Simplemente, por poder y dinero.
A Iberdrola, Endesa y Naturgy, en Greenpeace las conocemos bien. Son viejas “amigas” de nuestras campañas y sabemos perfectamente de qué son capaces cuando ven peligrar su hegemonía y sus ganancias. Lo que estamos viviendo con Almaraz es la pataleta de un oligopolio que ve cómo su hegemonía histórica se desmorona.
Con la descentralización de las energías renovables, donde el sol y el viento (y ahora también las baterías) están abriendo el negocio eléctrico a muchísimos más actores (incluido la ciudadanía), las eléctricas pierden el control del interruptor.
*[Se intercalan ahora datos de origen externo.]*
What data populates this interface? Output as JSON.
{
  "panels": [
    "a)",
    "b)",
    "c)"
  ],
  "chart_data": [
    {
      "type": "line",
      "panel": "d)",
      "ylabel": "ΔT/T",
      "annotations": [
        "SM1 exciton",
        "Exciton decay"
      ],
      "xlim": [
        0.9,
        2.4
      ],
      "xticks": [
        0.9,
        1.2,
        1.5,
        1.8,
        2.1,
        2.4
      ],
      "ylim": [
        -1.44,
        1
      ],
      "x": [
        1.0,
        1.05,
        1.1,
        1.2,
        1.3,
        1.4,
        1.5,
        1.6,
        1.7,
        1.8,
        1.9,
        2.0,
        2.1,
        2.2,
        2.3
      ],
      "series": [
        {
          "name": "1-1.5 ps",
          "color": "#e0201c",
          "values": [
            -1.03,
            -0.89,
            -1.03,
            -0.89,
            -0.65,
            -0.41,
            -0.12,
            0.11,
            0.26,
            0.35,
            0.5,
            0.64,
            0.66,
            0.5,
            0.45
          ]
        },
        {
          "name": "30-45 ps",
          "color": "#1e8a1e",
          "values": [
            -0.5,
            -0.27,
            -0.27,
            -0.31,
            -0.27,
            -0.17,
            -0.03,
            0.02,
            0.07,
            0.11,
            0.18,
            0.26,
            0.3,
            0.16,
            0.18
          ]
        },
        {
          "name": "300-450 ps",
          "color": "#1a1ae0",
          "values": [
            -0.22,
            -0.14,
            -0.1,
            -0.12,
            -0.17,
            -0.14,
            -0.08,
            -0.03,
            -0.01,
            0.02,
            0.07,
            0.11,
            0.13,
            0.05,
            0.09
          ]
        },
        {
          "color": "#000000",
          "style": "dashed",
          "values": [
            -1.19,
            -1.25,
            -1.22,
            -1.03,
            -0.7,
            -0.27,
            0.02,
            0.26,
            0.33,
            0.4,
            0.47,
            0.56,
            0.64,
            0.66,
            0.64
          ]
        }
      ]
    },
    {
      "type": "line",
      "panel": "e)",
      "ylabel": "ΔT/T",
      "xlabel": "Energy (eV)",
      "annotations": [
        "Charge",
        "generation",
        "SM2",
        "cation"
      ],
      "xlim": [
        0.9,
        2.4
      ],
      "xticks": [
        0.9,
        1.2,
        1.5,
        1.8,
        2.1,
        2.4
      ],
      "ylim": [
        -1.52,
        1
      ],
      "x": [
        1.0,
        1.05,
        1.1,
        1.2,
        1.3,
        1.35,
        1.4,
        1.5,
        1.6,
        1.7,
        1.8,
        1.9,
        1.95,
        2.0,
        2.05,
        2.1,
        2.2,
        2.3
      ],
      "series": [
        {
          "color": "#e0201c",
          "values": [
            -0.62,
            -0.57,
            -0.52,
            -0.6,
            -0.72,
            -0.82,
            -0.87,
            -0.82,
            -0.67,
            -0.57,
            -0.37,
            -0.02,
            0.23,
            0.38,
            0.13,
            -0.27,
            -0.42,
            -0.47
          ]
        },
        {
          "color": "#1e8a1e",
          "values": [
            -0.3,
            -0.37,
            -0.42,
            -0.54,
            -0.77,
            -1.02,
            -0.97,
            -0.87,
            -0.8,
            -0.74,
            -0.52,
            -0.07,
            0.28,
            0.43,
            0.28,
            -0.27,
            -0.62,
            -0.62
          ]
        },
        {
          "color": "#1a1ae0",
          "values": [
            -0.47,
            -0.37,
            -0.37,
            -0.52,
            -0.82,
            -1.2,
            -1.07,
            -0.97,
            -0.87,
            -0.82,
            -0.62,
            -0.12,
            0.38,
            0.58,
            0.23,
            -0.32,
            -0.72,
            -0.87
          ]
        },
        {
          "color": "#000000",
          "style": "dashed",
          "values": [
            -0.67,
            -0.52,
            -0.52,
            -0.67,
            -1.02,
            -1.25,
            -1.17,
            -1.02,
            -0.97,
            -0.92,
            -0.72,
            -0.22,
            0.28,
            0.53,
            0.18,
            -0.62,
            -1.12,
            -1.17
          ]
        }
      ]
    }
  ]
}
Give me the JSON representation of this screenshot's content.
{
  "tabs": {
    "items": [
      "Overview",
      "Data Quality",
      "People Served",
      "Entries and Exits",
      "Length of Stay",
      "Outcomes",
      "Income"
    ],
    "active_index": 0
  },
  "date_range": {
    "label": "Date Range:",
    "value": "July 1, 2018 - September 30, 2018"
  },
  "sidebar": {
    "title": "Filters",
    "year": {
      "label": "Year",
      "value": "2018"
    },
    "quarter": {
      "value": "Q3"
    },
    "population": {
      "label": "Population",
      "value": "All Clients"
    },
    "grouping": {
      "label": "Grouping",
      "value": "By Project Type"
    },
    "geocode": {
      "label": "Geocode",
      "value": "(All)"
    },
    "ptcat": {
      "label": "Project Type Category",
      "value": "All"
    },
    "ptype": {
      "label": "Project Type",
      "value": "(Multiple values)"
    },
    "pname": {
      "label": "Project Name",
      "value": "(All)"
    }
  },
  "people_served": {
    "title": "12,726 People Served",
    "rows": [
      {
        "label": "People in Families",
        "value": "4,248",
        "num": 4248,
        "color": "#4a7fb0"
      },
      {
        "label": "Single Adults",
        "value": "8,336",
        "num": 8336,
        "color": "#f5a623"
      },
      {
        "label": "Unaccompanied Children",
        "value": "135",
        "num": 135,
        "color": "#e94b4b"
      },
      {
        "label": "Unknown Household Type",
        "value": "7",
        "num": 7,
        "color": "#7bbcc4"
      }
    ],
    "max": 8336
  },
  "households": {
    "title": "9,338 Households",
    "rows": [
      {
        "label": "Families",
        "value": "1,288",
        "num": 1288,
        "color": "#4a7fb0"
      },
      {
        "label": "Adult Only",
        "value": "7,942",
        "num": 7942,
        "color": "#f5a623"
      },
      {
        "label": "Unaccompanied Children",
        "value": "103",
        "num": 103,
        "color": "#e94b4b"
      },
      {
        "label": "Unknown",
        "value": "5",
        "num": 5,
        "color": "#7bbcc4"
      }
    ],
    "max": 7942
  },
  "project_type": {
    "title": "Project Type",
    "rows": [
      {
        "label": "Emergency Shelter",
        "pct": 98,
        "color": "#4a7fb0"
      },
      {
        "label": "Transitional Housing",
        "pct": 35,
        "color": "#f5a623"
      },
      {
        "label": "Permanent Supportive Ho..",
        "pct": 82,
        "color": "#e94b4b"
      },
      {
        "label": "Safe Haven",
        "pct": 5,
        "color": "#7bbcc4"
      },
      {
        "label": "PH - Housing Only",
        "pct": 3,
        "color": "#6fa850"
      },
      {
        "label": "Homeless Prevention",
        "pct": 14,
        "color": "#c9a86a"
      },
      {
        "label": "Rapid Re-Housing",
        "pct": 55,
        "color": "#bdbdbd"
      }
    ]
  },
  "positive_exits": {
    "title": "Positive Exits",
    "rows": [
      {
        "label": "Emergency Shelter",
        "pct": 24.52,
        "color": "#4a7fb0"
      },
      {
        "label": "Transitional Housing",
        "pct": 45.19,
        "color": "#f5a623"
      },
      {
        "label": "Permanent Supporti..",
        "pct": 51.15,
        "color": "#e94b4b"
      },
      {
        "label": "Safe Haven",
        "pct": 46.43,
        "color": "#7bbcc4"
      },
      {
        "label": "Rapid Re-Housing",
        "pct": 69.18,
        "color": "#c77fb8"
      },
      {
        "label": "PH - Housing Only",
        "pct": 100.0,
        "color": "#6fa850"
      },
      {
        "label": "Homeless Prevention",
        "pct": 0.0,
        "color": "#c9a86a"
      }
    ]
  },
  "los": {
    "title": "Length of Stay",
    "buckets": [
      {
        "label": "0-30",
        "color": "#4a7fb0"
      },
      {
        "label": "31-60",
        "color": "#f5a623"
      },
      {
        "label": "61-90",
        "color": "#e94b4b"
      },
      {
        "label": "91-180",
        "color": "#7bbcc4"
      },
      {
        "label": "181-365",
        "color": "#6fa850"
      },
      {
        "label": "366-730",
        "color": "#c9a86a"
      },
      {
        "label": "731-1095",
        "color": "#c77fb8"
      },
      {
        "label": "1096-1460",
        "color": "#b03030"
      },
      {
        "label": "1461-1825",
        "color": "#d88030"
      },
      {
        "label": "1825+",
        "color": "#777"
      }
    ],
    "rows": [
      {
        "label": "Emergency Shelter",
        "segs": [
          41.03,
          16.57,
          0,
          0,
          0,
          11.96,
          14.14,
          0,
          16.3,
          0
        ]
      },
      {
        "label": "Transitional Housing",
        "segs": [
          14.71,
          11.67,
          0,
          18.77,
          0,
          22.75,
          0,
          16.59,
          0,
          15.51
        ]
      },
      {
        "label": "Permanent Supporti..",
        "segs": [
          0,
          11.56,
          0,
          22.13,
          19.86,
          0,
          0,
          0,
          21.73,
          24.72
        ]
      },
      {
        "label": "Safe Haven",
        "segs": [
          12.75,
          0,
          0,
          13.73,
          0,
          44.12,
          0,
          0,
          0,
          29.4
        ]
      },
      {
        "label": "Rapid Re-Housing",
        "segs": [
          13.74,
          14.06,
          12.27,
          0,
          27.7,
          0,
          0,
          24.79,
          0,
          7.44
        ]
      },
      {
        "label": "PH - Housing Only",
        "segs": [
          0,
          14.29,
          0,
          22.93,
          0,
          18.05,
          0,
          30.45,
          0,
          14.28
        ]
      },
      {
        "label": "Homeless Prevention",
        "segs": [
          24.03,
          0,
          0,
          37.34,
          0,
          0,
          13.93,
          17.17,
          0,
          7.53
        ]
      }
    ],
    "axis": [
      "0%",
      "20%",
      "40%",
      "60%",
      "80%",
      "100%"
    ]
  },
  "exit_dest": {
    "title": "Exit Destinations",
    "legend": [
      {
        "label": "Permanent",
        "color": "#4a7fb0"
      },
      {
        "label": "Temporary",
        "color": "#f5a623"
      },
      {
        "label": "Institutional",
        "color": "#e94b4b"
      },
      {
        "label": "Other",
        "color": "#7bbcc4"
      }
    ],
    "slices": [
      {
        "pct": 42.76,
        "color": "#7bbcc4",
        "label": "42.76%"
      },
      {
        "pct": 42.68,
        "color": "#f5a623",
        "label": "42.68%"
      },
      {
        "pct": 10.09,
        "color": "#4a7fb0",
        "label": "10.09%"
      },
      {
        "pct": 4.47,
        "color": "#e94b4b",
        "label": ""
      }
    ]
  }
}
La defensa numantina de las nucleares no es por el bien del país ni por evitar apagones; es su última trinchera para mantener cautivo el mercado y frenar una transición energética que los deja sin su posición de oligopolio. Quieren que el presidente mande al carajo la planificación energética (y la reputación) de todo un país solo para estirar unos años más sus beneficios a corto plazo.